Madame Malkin wyjechała na
tydzień do Paryża, gdzie odwiedzała swoją córkę i zostawiła ją samą. Na
szczęście miała wrócić już jutro. Tłoku nie było tak dużego, jak końcem
sierpnia, dawała radę ze wszystkim, ale jednak wolała, jak Madame Malkin
zajmowała się dokumentami.
W ciągu dwóch godzin obsłużyła
sześciu klientów i dokończyła pas dla Katheriny. Tuż przed osiemnastą zamknęła
pracownię i kiedy już była przy przejściu do Dziurawego Kotła przypomniała
sobie, że zapomniała prezentu dla Joanny. Przeklęła w myślach, bo była już
spóźniona i biegiem wróciła do Madame Malkin.

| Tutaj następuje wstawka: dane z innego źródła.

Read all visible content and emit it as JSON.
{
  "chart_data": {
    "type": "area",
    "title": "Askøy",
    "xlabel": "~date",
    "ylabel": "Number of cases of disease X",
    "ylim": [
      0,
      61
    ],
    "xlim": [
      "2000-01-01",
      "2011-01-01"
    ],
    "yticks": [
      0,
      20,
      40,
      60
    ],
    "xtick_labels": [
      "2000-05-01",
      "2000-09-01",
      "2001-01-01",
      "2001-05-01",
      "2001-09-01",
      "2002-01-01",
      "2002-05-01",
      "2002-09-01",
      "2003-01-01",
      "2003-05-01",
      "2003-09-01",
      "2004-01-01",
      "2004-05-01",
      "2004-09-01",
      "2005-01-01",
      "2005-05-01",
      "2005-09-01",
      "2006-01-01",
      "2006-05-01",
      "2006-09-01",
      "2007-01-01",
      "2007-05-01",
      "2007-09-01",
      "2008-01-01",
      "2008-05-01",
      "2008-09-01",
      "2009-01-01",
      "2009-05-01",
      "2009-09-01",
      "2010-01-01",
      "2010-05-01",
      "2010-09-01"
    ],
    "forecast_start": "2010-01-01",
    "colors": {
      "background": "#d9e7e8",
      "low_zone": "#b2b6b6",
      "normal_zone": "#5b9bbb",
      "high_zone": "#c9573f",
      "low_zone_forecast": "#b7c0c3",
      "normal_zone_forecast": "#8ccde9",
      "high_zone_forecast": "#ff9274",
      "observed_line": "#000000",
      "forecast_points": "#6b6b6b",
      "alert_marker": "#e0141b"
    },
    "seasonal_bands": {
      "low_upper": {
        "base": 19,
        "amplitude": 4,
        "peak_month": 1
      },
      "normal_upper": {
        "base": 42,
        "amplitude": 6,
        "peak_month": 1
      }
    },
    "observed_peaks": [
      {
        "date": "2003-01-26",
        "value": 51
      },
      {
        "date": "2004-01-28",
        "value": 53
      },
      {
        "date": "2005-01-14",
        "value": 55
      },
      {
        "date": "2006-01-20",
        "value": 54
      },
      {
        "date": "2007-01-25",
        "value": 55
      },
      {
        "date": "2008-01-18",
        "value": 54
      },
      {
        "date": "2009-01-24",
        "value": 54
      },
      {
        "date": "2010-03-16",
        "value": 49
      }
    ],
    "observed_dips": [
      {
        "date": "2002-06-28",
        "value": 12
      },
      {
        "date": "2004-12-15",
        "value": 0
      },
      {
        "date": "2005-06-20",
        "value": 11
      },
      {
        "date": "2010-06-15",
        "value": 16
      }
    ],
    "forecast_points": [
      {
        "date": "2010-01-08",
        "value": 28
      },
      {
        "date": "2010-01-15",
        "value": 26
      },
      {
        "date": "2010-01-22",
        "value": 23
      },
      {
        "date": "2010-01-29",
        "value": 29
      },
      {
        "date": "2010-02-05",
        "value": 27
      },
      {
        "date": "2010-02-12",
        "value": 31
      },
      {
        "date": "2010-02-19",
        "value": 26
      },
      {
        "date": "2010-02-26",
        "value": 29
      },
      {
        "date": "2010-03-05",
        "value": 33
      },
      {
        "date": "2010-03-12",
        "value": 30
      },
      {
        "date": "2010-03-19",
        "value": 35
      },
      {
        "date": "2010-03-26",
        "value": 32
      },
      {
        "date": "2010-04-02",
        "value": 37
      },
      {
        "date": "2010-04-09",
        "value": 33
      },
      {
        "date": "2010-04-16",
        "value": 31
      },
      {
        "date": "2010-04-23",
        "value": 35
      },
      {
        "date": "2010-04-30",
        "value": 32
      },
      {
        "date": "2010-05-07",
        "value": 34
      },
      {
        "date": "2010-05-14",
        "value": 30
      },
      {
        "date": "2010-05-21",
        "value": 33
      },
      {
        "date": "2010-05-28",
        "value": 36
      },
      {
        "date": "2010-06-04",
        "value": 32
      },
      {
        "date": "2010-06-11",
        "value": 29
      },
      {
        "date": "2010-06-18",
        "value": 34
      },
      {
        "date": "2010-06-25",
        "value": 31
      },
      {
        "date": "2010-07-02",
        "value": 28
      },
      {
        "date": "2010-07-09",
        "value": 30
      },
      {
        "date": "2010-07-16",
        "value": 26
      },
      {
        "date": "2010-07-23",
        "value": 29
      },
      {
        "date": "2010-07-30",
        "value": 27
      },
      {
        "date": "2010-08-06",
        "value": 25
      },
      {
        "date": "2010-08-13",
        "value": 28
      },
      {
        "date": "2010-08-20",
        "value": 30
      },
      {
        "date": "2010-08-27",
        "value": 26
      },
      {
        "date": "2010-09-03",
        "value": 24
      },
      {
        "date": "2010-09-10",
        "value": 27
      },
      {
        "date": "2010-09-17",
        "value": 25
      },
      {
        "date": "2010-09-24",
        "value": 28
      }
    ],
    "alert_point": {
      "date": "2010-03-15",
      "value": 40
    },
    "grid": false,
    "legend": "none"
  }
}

Kwadrans... Była pewna, że Jo
będzie się na nią złościła, bo uwielbiała mieć wszystko dopięte na ostatni
guzik.
Przeszła szybkim krokiem przez
Dziurawy Kocioł i przeszła do zaułku z którego się teleportowała na
przedmieścia Glasgow. Przywitał ją deszcz, więc naciągnęła kaptur na głowę.
Miała do przejścia jedynie kilkadziesiąt jardów, ale już czuła, że kurtka jest
przemoknięta.
Zdjęła kaptur kilka jardów od
domu Jocundy. Spojrzała na budynek i poczuła przerażenie na widok Mrocznego
Znaku i kilku osób, które stały pod domem. Wyciągnęła różdżkę, gdy podbiegała
do furtki, ale schowała ją, kiedy rozpoznała Charlusa Pottera.
– Co z nimi? – Zapytała nie mogąc
opanować drżenia głosu, a ojciec Jamesa i Moody odwrócili się do niej. Potter
spojrzał na nią współczującym spojrzeniem.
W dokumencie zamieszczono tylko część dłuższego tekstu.